Putin
© Getty Images / Kay Nietfeld
Russian President Vladimir Putin speaks at a joint press conference with German Chancellor O. Scholz (SPD) after several hours of one-on-one talks in the Kremlin.
Fierce fighting that has killed thousands of people in eastern Ukraine, home to a large number of ethnic Russians, constitutes a genocide, President Vladimir Putin has claimed as parliamentarians push for the Kremlin to recognize the independence of Donetsk and Lugansk.

Speaking on Tuesday at a press conference at the end of crunch talks with German Chancellor Olaf Scholz, the Russian leader weighed in on the heightened tensions unfolding in the war-torn region.

"I can only add that what is happening in Donbass is genocide," he said. When asked by reporters about whether the push for the recognition of the self-proclaimed Donetsk and Lugansk people's republics was guided by public opinion and sympathy from Russians, and how such a move could impact a major peace plan, Putin said it was still possible to solve the problems in the region by applying the Minsk agreements.

"We have to do everything to resolve the problem of Donbass, but do it first and foremost based on the possibility of implementing the Minsk agreements," he explained, adding that he hoped Berlin and Paris would be able to encourage Kiev to fulfill their side of the deal.

Scholz, however, expressed concern at the prospect of Donetsk and Lugansk's recognition, claiming that such a move would violate the protocols and lead to a "political catastrophe."

Putin's remarks come shortly after lawmakers in his country's parliament voted overwhelmingly in favor of a resolution, originally put forward by the Communist Party, calling for Putin to recognize the independence of the two regions. MPs said that the move would set the framework for ensuring guarantees and protecting the population, where ethnic Russians make up a large minority, from external threats.

Donetsk and Lugansk declared their autonomy from Kiev in 2014 following the events of the Maidan, when Ukraine's government was ousted as a result of violent street protests.
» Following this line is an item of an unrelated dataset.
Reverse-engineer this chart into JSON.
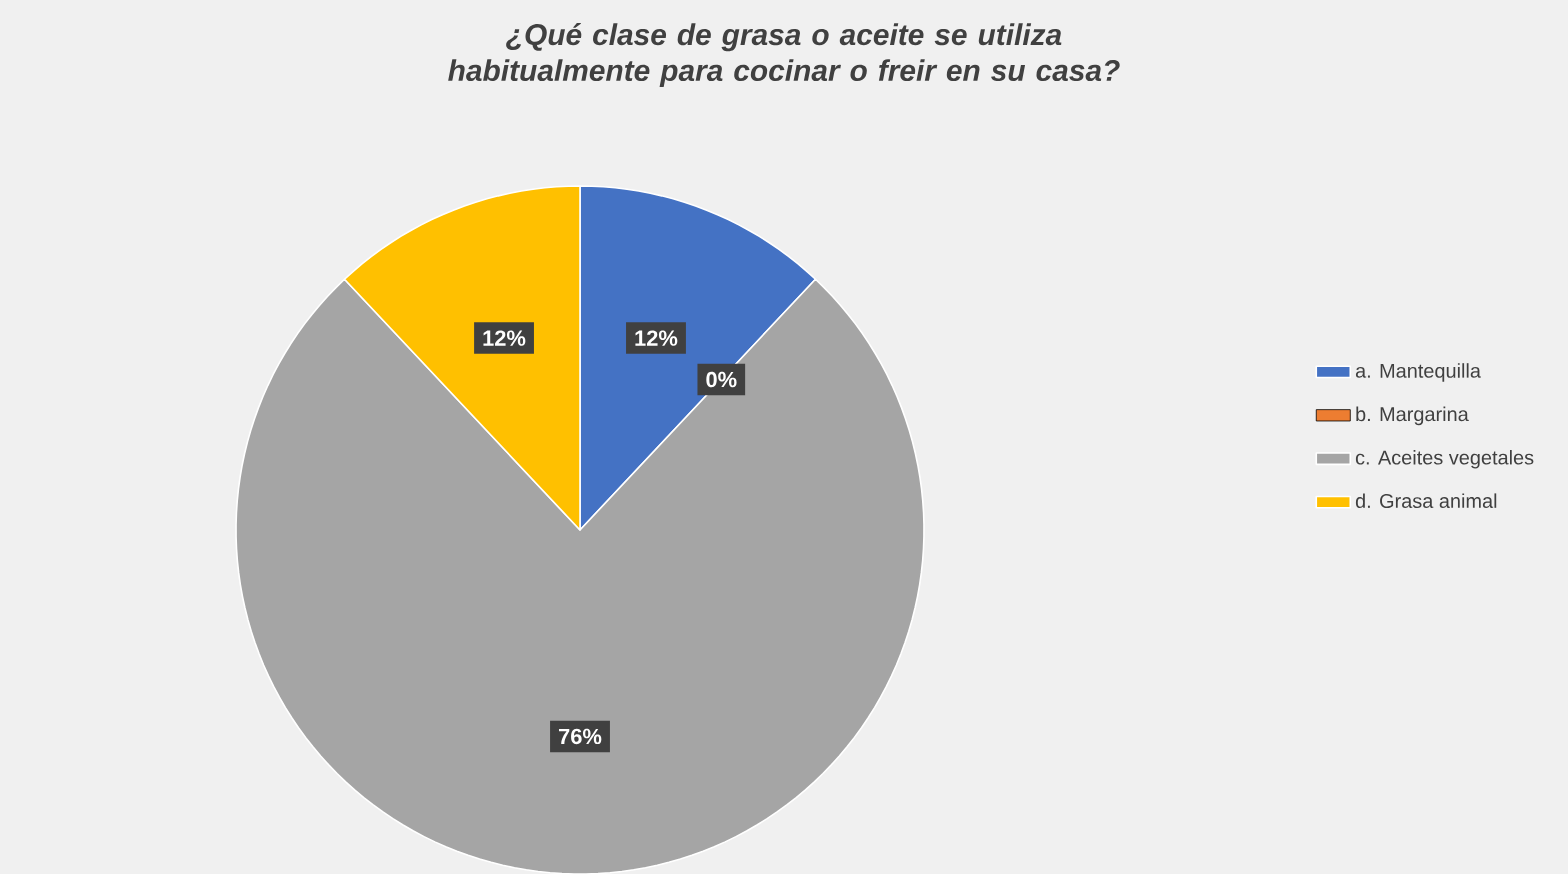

However, neither Russia nor Ukraine currently recognize their independence.

Kiev claims that the Donbass separatists are Russian-backed, which the Kremlin denies, and has criticized Moscow's issuing of over half a million passports to citizens living there.

Putin previously insisted in December last year that what is going on in the two regions is "very reminiscent" of ethnic cleansing while speaking at a session of Russia's Council for Civil Society and Human Rights. According to Putin, "Russophobia" is the first step on the road to genocide. Over 13,000 people, including children and elderly civilians, have been killed in the conflict, according to UN estimates.